Ben burada cemaat böyle yapmıştır, şöyle yapmıştır demiyorum. O olaydan bahsetmiyorum, sadece örnek veriyorum.
17 Ocak 2013 06:19
İyi de, bu konuyu dağıtmak oluyor. Burada sodyum pentatolden bahsetmiyoruz. İçki ile de yaptırırsınız yaptırmak istediğinizi, başka bir madde ile de, bunlar ise konumuzla tamamen alakasız. Madem fikir tartışılacak, buyrun:
Burada bir iddia vardır: hipnozla ifade alınması. Bir iddia daha vardır: cemaatin astsubaylara hukuksuz bir şey yaptırdığı ve suçüstü.
Bu iddialardan hangisi üzerine yoğunlaşılmaktadır? İlkine? Neden? Cemaatle ilgili yazılan veya ortaya konan bütün hukuksuzluklardaki gibi içeriğine değil hep usulüne odaklandırılmaya çalışılıyoruz. Bu, Hanefi Avcı’nın da başına geldi (“yok o yazmadı Nedim Şener yazdı” davası) görünen o ki Zeki Üçok’un da öyle. Hanefi Avcı’nın kitabında bir belge vardı, ne ona ne de bu suçüstü davasının içeriğine odaklanılmıyor. Asıl sorun burada, çünkü metodları bu gibi görünüyor.
Bu metoda sadık kalınarak burada öne sürülen şey ne? Hipnoz. Ben de bunun olamayacağını söylüyorum. Gerizekalı muamalesi görmekten, sizi bilmem ama ben bıktım bir vatandaş olarak.

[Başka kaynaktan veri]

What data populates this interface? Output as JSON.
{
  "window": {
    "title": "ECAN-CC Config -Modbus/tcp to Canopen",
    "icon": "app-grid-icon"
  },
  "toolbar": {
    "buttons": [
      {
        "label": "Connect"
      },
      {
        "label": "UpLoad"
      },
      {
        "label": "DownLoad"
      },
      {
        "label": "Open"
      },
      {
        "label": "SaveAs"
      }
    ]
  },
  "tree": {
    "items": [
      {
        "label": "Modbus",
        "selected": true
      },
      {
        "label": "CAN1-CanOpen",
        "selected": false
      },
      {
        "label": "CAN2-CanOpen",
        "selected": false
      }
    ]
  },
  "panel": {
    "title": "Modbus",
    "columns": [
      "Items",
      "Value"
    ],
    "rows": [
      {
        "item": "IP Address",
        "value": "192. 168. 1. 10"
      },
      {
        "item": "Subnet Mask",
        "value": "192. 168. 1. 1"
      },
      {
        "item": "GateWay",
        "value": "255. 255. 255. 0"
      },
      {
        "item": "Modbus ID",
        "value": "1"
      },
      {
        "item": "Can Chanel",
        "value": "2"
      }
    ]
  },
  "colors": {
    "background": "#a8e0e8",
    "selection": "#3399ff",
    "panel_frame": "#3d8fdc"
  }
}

İçeriğine odaklanarak bakarsanız soruna, benim maslahat dediğim şey ise daha kolay anlaşılır.
17 Ocak 2013 16:44
Cemaat ve bu astsubaylarla ilgili bu konuda bilgi sahibi olmadığım için tartışamam. Ama cemaatle ilgili başka birçok konuda bilgim vardır. Onları tartışabilirim. Mesela Hanefi Avcı’nın yazdığı söylenen kitap…
17 Ocak 2013 23:24
Bu tartışma benim için bitmiştir. İyi günler.
18 Ocak 2013 18:33
Hayırlı günler dilerim
17 Ocak 2013 23:37
Hahaha! omgorma, aynı metodu sen uyguluyorsun farkında mısın? Ben de merak ediyordum ne zaman senden böyle birşey gelecek diye. Beni hiç şaşırtmadın. Belge diyor, belge, kitabı geç. İçerikteki hukuksuzluklar diyor. Sen hala debeleniyorsun! Hadi canım, aynen dediği gibi glm’nin, al o kokmuş komplo teorilerini başka kapıya. Başka keriz bul kendine.
18 Ocak 2013 18:35
Hangi metodu? Komplo teorisi mi? Nerede komplo teorisinden bahsettim acaba..
Neyse sana da hayırlı günler dilerim.